Rund ein Jahrzehnt war die EnEV-Fortschreibung zwar eine spannungsgeladene, technische aber eine eher langweilige Sache. Es wurden hier und da die Anforderungen hochgesetzt, eigentlich selbstverständliche Nachrüstpflichten eingeführt und der zuvor schon auf euro-päischer Ebene entschärften EU-Gebäuderichtlinie mit einer 1 : 1-Umsetzung gefolgt – oft mit Verzug und ohne den Ehrgeiz, aus dem vorgegebenen Rahmen wirkungsvolle Instrumente zu entwickeln. So ist beispielsweise der Energieausweis bis heute kaum mehr als eine Arbeitsbeschaffungsmaßnahme. Gefriemelt wurde vor allem an der Gebäudehülle – um mit der Bau-praxis gleichzuziehen.
Der statische EnEV-Ansatz impliziert, dass sich im Lebenszyklus eines Gebäudes an den Rahmenbedingungen nicht viel ändert. So wird unterstellt, dass die Primärenergiefaktoren konstant bleiben. Lange Zeit war dieses Konzept auch hinreichend genau, nun passt es immer weniger. Denn energiepolitisch macht es keinen Sinn, einheitliche Anforderungen an Gebäude zu stellen, wenn bekannt ist, dass sich die Primärenergiefaktoren und andere (Umwelt)Wirkungen der Energieträger im Lebenszyklus eines Gebäudes (bzw. während der Nutzungsdauer der Anlagentechnik) verändern werden. Dann ist eine Bilanzierung für einen längeren Zeitraum erforderlich.
Ein weiteres Dilemma der EnEV ist ihre Ermächtigung über das Energieeinsparungsgesetz (EnEG), das 1976 im Zuge der ersten Ölkrise entstand. Klimaschutz war damals kein Thema, heute ist das übergeordnete Ziel jedoch, den Ausstoß von Treibhausgasen zu verringern. So ist das Thema Energieeinsparung in der EnEV an die zweite Stelle getreten, laut § 1 EnEV soll die Verordnung „… dazu beitragen, dass die energiepolitischen Ziele der Bundesregierung, insbesondere ein nahezu klimaneutraler Gebäudebestand bis zum Jahr 2050, erreicht werden“. Dieser Zweck wird jedoch vom EnEG nicht ansatzweise gedeckt. So wird versucht, über die Energieeinsparung die CO2-Emissionen zu senken. Das gelingt prinzipiell auch. Effektiver wäre es jedoch, das Ziel direkt zu verfolgen und die Anforderungen, unter Berücksichtigung von Nebeneffekten, konsequent daran auszurichten.

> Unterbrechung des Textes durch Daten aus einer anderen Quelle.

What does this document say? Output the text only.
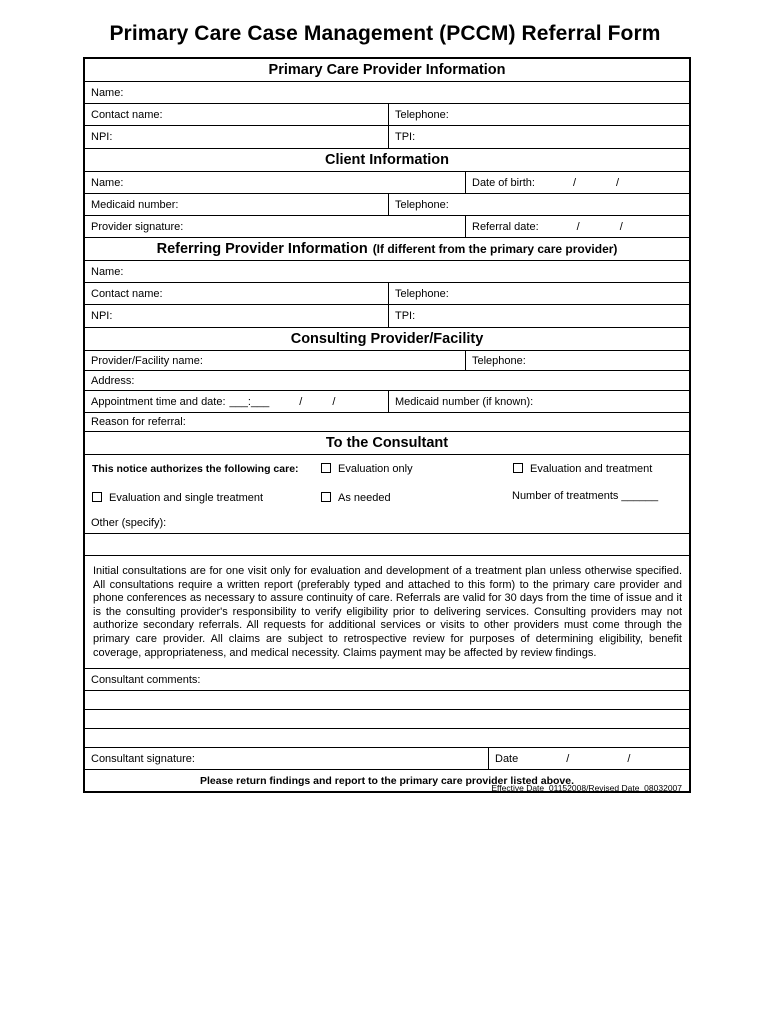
Primary Care Case Management (PCCM) Referral Form
Primary Care Provider Information
Name:
Contact name:	Telephone:
NPI:	TPI:
Client Information
Name:	Date of birth:	/	/
Medicaid number:	Telephone:
Provider signature:	Referral date:	/	/
Referring Provider Information (If different from the primary care provider)
Name:
Contact name:	Telephone:
NPI:	TPI:
Consulting Provider/Facility
Provider/Facility name:	Telephone:
Address:
Appointment time and date: ___:___	/	/	Medicaid number (if known):
Reason for referral:
To the Consultant
This notice authorizes the following care:	Evaluation only	Evaluation and treatment
Evaluation and single treatment	As needed	Number of treatments ______
Other (specify):
Initial consultations are for one visit only for evaluation and development of a treatment plan unless otherwise specified. All consultations require a written report (preferably typed and attached to this form) to the primary care provider and phone conferences as necessary to assure continuity of care. Referrals are valid for 30 days from the time of issue and it is the consulting provider's responsibility to verify eligibility prior to delivering services. Consulting providers may not authorize secondary referrals. All requests for additional services or visits to other providers must come through the primary care provider. All claims are subject to retrospective review for purposes of determining eligibility, benefit coverage, appropriateness, and medical necessity. Claims payment may be affected by review findings.
Consultant comments:
Consultant signature:	Date	/	/
Please return findings and report to the primary care provider listed above.
Effective Date_01152008/Revised Date_08032007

In TGA Fachplaner wird schon seit einigen Jahren darauf hingewiesen, dass der Primärenergiebezug falsche Anreize setzt und Fehlentwicklungen provoziert. Nun haben der DVGW und Zukunft Erdgas das Thema aufgegriffen und vom Wuppertal Instituts für Klima, Umwelt und Energie in einer Studie aufzeigen lassen, dass die EnEV mit der Ausrichtung auf die künstlich geschaffene Größe (nicht erneuerbarer) Primärenergieverbrauch ihre Steuerungswirkung für den Klimaschutz verfehlt. Die Absenkung des Primärenergiefaktors für Strom auf 1,8 (perspektivisch auf Null zulaufend) verdeutlicht, dass eine Anpassung erforderlich ist. Ähnliche Probleme existieren schon seit Längerem bei Fernwärme und Holz.
Vom Bundesbauministerium wird derzeit signalisiert, dass für den noch zu definierenden Niedrigstenergiegebäude-Standard ab 2021 kaum Spielraum gesehen wird, unter Beachtung des Wirtschaftlichkeitsgebots über die Anforderungen der EnEV 2016 hinauszugehen. Dazu zwei Empfehlungen: Realisieren, wie schon heute gebaut und modernisiert wird und das EnEV-Konzept am eigentlichen Zweck ausrichten. Den Rest regelt der Markt.